L'albero delle pere
di Francesca Archibugi con
Niccolò Senni, Valeria Golino, Sergio Rubini, Stefano Dionisi Francesca Di
Giovanni – Italia - 1998 – Durata
Il quattordicenne Siddharta (Niccolò Senni) studente in un liceo di Roma vive a Roma con sua madre Silvia (Valeria Golino) e con la piccola Domitilla (Francesca Di Giovanni) una bambina di quattro anni nata dalla relazione di Silvia con Roberto (Stefano Dionisi). Un giorno Domitilla si punge con la siringa della madre tossicodipendente ed allora Siddharta, senza coinvolgere nessun familiare, si batte come un leone per sottoporre la piccola a degli accertamenti clinici per scongiurare il pericolo che si sia potuta ammalare di AIDS. Nel suo girovagare raminga per la città, Silvia muore, schiantandosi con l’auto contro un tram e Siddharta si ritrova ancora più solo.
Alla sua sesta pellicola Archibugi impagina una pellicola lenta, prolissa e pretestuosa. La trama è inesistente e la macchina da presa insegue (inutilmente) i protagonisti della vicenda che, privi di emozioni e di soffio vitale, si muovono sullo schermo come burattini senza fili. Archibugi prova a condire la pellicola con troppi temi (tossicomania, infanzia deprivata ed abbandonata, lo sfaldamento della famiglia borghese, la solitudine dei protagonisti…) ma dimentica di renderli appetibili. Al di là delle buone intenzioni la regista non riesce a dare credibilità ai personaggi che, implosi nel loro piccolo mondo, compaiono sulla scena senza mai aderire all’altro. Archibugi si limita a mostrarci, con oggettiva artificialità, uno smarrito Siddharta che, come un uccellino in gabbia sbatte inutilmente le ali contro l’insensibile mondo degli adulti. Senza un attimo di esitazione e colto da una sorta di randagismo esistenziale, Siddharta scarrozza testardamente con la sorellina per tutta Roma senza chiedere un sostegno o il conforto di un amico, né di suo padre Massimo (Sergio Rubini) un regista nevrotico e fallito o di Roberto, un uomo senza qualità.

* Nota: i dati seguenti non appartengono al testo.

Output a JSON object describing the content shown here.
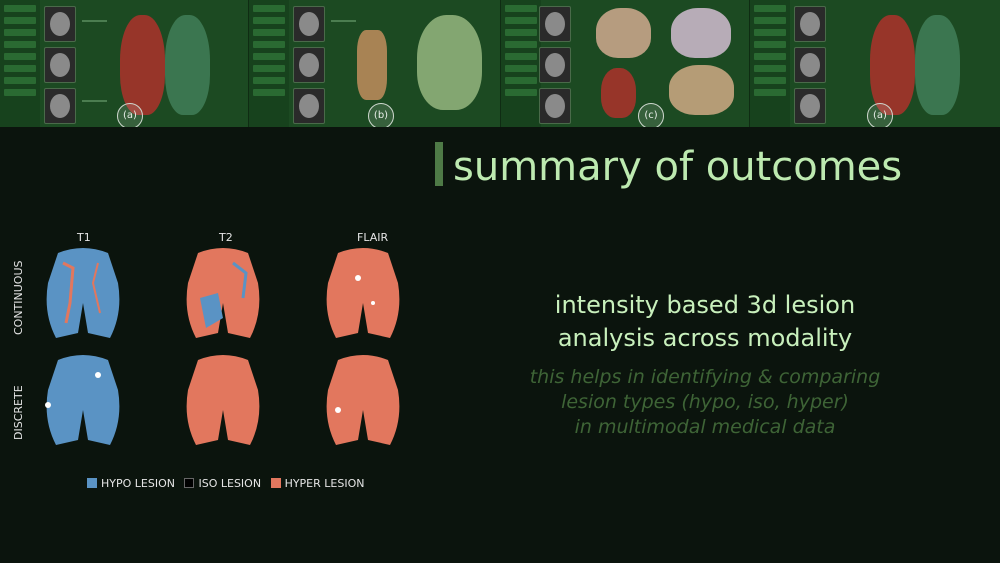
{
  "top_strip": {
    "labels": [
      "(a)",
      "(b)",
      "(c)",
      "(a)"
    ]
  },
  "title": "summary of outcomes",
  "figure": {
    "columns": [
      "T1",
      "T2",
      "FLAIR"
    ],
    "rows": [
      "CONTINUOUS",
      "DISCRETE"
    ],
    "legend": [
      {
        "label": "HYPO LESION",
        "color": "#5a93c4"
      },
      {
        "label": "ISO LESION",
        "color": "#000000"
      },
      {
        "label": "HYPER LESION",
        "color": "#e2775e"
      }
    ]
  },
  "headline": [
    "intensity based 3d lesion",
    "analysis across modality"
  ],
  "subtext": [
    "this helps in identifying & comparing",
    "lesion types (hypo, iso, hyper)",
    "in multimodal medical data"
  ],
  "colors": {
    "background": "#0b140d",
    "title": "#bdeab0",
    "accent_bar": "#4e7a46",
    "headline": "#c8f0bc",
    "subtext": "#3e6436",
    "hypo": "#5a93c4",
    "hyper": "#e2775e"
  }
}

Dopo aver sottolineato l’impossibilità del dialogo intergenerazionale, la regista descrive Silvia come una donna insoddisfatta e tormentata ma la sua sofferenza non commuove e non si comprende cosa l’abbia spinta a cadere nel vortice tossicomanico. Nel film tutto è eccedente al punto che il cane che compare sulla scena si chiama Ozu, come il grande cineasta asiatico. Osella d'oro per la fotografia (Luca Bigazzi) e premio Marcello Mastroianni a Niccolò Senni alla Mostra di Venezia 1998.